Supervisory personnel are generally not liable under § 1983 for the actions of their employees. See Taylor v. List, 880 F.2d 1040, 1045 (9th Cir. 1989) (holding that there is no respondeat superior liability under § 1983). A supervisor is only liable for the constitutional violations of subordinates if the supervisor participated in or directed the violations. See id. The Supreme Court has rejected the notion that a supervisory defendant can be liable based on knowledge and acquiescence in a subordinate's unconstitutional conduct because government officials, regardless of their title, can only be held liable under § 1983 for his or her own conduct and not the conduct of others. See Ashcroft v. Iqbal, 129 S.Ct. 1937, 1949 (2009). When a defendant holds a supervisory position, the causal link between such defendant and the claimed constitutional violation must be specifically alleged. See Fayle v. Stapley, 607 F.2d 858, 862 (9th Cir. 1979); Mosher v. Saalfeld, 589 F.2d 438, 441 (9th Cir. 1978). Vague and conclusory allegations concerning the involvement of supervisory personnel in civil rights violations are not sufficient. See Ivey v. Board of Regents, 673 F.2d 266, 268 (9th Cir. 1982). "[A] plaintiff must plead that each Government-official defendant, through the official's own individual actions, has violated the constitution." Iqbal, 129 S.Ct. at 1948.
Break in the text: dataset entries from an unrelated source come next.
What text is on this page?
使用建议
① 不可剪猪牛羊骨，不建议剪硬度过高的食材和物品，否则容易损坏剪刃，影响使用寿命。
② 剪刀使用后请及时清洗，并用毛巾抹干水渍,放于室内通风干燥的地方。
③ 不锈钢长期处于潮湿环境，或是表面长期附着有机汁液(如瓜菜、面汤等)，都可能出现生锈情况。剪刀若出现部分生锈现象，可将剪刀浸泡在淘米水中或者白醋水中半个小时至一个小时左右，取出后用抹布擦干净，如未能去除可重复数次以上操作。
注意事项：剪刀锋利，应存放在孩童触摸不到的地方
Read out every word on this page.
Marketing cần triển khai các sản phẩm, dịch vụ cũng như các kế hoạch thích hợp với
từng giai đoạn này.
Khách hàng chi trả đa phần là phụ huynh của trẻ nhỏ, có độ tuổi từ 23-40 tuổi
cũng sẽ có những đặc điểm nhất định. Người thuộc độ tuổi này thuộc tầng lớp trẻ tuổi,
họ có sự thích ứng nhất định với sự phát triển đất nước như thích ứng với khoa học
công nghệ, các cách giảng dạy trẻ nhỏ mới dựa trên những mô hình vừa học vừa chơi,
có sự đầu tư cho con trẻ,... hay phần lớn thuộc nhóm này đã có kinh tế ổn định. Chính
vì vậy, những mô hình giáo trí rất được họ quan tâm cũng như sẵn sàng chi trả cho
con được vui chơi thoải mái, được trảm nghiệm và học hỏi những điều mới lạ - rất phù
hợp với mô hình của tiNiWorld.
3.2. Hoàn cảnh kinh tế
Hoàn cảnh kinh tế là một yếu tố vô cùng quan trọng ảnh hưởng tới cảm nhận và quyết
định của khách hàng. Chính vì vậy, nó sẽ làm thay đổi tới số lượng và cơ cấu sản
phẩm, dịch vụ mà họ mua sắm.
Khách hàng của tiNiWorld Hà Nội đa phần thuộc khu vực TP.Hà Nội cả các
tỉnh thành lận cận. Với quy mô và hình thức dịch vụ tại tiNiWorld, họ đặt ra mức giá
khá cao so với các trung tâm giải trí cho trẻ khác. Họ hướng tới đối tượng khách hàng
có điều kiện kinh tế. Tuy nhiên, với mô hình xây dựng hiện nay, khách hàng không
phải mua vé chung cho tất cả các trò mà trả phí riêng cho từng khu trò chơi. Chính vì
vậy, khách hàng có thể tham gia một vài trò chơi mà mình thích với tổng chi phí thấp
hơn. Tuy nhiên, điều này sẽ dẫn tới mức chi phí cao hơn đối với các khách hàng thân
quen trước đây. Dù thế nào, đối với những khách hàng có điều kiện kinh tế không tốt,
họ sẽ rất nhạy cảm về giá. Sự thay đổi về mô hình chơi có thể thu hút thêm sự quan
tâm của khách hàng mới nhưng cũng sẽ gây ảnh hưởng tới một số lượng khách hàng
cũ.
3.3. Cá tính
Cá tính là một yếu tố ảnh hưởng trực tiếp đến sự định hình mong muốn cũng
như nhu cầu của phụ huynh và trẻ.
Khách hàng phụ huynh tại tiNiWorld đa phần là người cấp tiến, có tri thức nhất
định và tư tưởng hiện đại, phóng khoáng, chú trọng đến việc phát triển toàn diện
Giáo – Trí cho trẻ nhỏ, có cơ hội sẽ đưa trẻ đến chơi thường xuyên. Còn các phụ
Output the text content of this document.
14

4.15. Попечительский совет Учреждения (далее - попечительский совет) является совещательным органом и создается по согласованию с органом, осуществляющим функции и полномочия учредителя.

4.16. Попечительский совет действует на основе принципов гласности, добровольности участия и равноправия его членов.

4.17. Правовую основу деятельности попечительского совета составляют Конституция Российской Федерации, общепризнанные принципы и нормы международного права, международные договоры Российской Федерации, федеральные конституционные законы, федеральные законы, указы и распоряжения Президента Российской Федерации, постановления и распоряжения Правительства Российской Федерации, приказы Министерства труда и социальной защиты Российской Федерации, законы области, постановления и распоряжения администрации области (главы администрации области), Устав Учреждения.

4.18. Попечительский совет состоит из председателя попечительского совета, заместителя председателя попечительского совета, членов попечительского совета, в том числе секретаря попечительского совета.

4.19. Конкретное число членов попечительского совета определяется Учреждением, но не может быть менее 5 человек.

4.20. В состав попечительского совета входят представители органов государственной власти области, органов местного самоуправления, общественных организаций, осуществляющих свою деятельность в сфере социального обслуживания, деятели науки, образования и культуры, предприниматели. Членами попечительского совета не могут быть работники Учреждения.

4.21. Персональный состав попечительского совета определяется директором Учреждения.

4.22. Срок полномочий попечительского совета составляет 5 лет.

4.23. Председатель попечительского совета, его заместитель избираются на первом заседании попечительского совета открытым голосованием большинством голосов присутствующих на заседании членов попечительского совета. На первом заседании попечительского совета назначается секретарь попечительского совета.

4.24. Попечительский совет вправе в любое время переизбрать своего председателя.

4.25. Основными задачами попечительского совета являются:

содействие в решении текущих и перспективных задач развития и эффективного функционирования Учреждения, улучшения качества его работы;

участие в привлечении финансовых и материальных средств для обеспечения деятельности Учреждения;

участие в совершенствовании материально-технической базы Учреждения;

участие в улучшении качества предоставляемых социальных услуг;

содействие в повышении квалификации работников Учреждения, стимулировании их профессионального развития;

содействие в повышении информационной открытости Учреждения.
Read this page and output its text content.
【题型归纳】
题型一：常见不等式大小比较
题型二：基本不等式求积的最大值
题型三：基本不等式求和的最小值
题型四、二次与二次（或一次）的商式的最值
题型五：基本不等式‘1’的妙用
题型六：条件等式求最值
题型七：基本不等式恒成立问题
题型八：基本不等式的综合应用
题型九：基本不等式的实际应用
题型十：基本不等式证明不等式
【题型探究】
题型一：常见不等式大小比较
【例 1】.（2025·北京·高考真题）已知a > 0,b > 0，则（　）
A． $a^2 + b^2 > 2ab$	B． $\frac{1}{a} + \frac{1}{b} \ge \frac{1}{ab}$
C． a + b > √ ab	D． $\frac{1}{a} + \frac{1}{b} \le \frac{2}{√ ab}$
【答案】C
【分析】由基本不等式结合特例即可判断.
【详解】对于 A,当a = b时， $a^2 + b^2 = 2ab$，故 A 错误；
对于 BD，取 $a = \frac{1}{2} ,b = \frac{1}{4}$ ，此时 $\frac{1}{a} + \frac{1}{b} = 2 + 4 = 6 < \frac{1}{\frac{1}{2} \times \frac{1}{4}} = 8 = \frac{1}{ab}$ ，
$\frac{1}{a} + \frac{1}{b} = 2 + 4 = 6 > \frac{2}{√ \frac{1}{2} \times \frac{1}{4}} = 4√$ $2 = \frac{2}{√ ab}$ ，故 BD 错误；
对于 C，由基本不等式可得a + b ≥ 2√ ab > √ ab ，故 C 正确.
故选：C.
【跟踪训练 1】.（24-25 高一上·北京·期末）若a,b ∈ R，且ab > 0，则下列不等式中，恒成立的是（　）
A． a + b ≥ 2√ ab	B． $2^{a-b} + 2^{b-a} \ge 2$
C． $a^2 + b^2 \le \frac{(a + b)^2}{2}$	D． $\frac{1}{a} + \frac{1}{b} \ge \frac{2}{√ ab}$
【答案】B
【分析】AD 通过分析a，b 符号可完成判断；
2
The only allegations made toward defendant Lockwood is in his capacity as Director. This is insufficient as Plaintiff does not claim that defendant Lockwood participated personally in any violation of his constitutional rights.
Because it does not appear possible that the deficiencies identified herein can be cured by amending the complaint, plaintiff is not entitled to leave to amend prior to dismissal of these claims. See Lopez v. Smith, 203 F.3d 1122, 1126, 1131 (9th Cir. 2000) (en banc). As such, Plaintiff will be required to show cause in writing, within 30 days of the date of this order, why these claims should not be dismissed for failure to state a claim. Plaintiff is warned that failure to respond to this order may result in dismissal of the action for the reasons outlined above, as well as for failure to prosecute and comply with court rules and orders. See Local Rule 11-110.
Accordingly, IT IS HEREBY ORDERED THAT:
1. Plaintiff's request to identify his "Doe" defendant as Timothy Lockwood (Doc. 10) is granted;
2. The Clerk of the Court is directed to update the docket to identify Timothy Lockwood is the Director of California Department of Corrections and Rehabilitations; and
3. Plaintiff shall show cause in writing, within 30 days of the date of this order, why these claims should not be dismissed for failure to state a claim.